1 serving (100 grams) contains 326 calories, 4.0 grams of protein, 10.0 grams of fat, and 54.0 grams of carbohydrates.
Calories |
783.7 | ||
|---|---|---|---|
% Daily Value* |
|||
| Total Fat | 24.0 g | 30% | |
| Saturated Fat | 6.0 g | 30% | |
| Polyunsaturated Fat | 0 g | ||
| Cholesterol | 96.2 mg | 32% | |
| Sodium | 548.1 mg | 23% | |
| Total Carbohydrates | 129.8 g | 47% | |
| Dietary Fiber | 4.8 g | 17% | |
| Sugars | 64.9 g | ||
| protein | 9.6 g | 19% | |
| Vitamin D | 0 mcg | 0% | |
| Calcium | 48.1 mg | 3% | |
| Iron | 2.9 mg | 16% | |
| Potassium | 360.6 mg | 7% | |
* Percent Daily Values are based on a 2,000 calorie diet. Your daily values may be higher or lower depending on your calorie needs.

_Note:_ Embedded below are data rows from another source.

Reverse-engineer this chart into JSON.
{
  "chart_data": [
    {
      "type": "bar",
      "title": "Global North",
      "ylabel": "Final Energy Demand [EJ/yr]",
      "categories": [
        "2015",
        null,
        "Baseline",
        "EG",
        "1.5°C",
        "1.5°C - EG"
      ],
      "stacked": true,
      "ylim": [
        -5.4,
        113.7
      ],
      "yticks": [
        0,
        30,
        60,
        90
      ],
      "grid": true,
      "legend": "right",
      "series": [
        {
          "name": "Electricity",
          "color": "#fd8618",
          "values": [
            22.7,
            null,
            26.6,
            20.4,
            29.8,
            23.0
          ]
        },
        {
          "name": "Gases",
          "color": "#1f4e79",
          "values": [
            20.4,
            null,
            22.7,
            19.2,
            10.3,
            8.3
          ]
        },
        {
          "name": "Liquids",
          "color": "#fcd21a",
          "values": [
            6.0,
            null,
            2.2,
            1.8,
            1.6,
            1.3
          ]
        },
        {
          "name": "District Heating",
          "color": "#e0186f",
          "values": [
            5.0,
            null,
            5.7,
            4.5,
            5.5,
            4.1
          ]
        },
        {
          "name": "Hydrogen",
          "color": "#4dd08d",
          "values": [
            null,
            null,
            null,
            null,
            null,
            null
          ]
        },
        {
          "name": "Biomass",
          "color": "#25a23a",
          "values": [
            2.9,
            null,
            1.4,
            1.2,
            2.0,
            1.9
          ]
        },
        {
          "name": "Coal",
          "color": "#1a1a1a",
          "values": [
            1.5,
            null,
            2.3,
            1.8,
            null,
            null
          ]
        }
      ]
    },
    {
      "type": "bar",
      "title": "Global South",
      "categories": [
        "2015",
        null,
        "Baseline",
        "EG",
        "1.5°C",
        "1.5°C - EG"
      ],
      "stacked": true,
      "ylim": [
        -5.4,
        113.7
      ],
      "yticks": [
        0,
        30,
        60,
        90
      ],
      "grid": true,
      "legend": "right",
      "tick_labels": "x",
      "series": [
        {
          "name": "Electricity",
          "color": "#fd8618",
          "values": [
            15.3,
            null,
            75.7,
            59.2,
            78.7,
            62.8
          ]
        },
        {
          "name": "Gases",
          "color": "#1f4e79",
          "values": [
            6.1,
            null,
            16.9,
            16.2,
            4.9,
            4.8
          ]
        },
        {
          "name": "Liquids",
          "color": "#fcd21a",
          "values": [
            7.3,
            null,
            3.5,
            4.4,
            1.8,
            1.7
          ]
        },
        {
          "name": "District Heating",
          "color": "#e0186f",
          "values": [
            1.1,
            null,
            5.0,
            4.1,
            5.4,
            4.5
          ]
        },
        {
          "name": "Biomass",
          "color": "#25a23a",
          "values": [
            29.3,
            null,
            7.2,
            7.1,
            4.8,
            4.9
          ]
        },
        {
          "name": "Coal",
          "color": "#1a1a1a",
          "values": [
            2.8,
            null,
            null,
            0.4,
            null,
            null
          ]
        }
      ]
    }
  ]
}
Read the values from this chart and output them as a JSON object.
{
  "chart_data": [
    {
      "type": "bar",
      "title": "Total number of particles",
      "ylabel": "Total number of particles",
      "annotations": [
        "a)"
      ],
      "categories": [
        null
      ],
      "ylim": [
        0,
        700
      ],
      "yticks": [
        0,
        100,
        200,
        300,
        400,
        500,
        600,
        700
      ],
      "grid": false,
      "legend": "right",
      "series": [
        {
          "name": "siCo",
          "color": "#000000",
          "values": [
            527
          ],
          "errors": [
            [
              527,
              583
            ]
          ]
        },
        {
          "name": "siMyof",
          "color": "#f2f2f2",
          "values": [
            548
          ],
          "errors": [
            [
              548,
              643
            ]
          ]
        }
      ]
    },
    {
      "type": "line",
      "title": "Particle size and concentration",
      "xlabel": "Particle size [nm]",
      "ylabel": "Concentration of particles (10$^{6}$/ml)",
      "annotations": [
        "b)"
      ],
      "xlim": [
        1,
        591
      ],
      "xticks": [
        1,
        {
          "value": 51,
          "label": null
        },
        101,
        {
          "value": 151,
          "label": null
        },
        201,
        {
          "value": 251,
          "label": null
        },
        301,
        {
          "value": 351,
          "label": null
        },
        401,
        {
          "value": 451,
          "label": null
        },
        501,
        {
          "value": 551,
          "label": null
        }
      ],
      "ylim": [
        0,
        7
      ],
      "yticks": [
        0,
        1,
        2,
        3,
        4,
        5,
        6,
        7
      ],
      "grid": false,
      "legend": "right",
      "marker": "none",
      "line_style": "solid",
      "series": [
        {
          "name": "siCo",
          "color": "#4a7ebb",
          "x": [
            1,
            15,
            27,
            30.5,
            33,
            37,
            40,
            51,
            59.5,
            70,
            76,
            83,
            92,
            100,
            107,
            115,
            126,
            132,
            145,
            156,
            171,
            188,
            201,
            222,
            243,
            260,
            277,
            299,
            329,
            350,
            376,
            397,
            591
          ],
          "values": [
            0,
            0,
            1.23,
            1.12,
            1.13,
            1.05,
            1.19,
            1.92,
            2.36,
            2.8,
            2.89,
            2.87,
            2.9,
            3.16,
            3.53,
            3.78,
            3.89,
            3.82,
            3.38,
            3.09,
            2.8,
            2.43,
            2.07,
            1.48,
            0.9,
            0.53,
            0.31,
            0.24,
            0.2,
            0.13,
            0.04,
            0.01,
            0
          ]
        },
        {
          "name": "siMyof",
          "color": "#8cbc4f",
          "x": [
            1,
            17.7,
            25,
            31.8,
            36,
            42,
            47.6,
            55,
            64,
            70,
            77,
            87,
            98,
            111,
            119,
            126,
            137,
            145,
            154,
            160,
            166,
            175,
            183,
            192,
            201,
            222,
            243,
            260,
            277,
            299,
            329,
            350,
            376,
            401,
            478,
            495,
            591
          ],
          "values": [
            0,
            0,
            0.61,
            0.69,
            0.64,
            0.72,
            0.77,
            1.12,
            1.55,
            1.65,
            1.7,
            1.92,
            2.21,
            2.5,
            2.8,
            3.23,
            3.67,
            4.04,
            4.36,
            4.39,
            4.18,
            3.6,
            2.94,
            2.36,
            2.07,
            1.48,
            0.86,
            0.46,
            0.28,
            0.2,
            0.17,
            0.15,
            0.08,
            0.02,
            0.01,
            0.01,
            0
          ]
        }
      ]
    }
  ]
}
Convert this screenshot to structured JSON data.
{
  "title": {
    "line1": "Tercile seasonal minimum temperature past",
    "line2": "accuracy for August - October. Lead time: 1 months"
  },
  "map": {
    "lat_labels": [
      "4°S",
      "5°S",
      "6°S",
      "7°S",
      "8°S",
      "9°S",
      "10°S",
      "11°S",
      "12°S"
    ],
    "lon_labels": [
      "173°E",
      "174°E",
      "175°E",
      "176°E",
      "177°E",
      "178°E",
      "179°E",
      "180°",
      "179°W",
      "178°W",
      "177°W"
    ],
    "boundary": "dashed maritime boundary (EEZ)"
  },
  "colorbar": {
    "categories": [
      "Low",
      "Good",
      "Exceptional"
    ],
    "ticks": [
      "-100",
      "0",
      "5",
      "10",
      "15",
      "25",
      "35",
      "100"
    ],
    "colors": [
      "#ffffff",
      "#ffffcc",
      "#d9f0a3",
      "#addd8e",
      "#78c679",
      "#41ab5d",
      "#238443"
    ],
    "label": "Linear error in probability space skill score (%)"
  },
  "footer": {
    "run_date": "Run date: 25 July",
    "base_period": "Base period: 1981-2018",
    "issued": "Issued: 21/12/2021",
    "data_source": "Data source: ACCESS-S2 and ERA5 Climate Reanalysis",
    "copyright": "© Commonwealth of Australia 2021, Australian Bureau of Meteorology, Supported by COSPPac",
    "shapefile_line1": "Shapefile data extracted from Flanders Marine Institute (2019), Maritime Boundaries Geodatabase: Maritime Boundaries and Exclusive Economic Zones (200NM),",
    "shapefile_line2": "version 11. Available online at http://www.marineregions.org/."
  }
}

Home-made banana bread is a classic comfort food originating from American baking traditions, blending ripe bananas with pantry staples like flour, sugar, eggs, and butter. Often moist and slightly sweet, this quick bread is a delicious way to use overripe bananas. Variations may include nutritious add-ins like chopped nuts, seeds, or whole wheat flour, boosting fiber and healthy fats. Naturally rich in potassium from the bananas, it can be a source of energy when consumed in moderation. However, traditional recipes sometimes include refined sugar and butter, which can increase calorie and fat content. For a healthier twist, you can substitute with natural sweeteners, yogurt, or vegetable oils. Home-made banana bread celebrates simplicity and a touch of creativity, providing a balance of indulgence and potential nutritional benefits with the right ingredient choices.
Our nutrition data comes from trusted, authoritative sources to ensure accuracy and reliability. Below are specific scientific references and authoritative sources for this food item.
Additional Authoritative Sources:
Daily value percentages based on FDA guidelines. Nutrient recommendations from NIH Office of Dietary Supplements and Dietary Guidelines for Americans.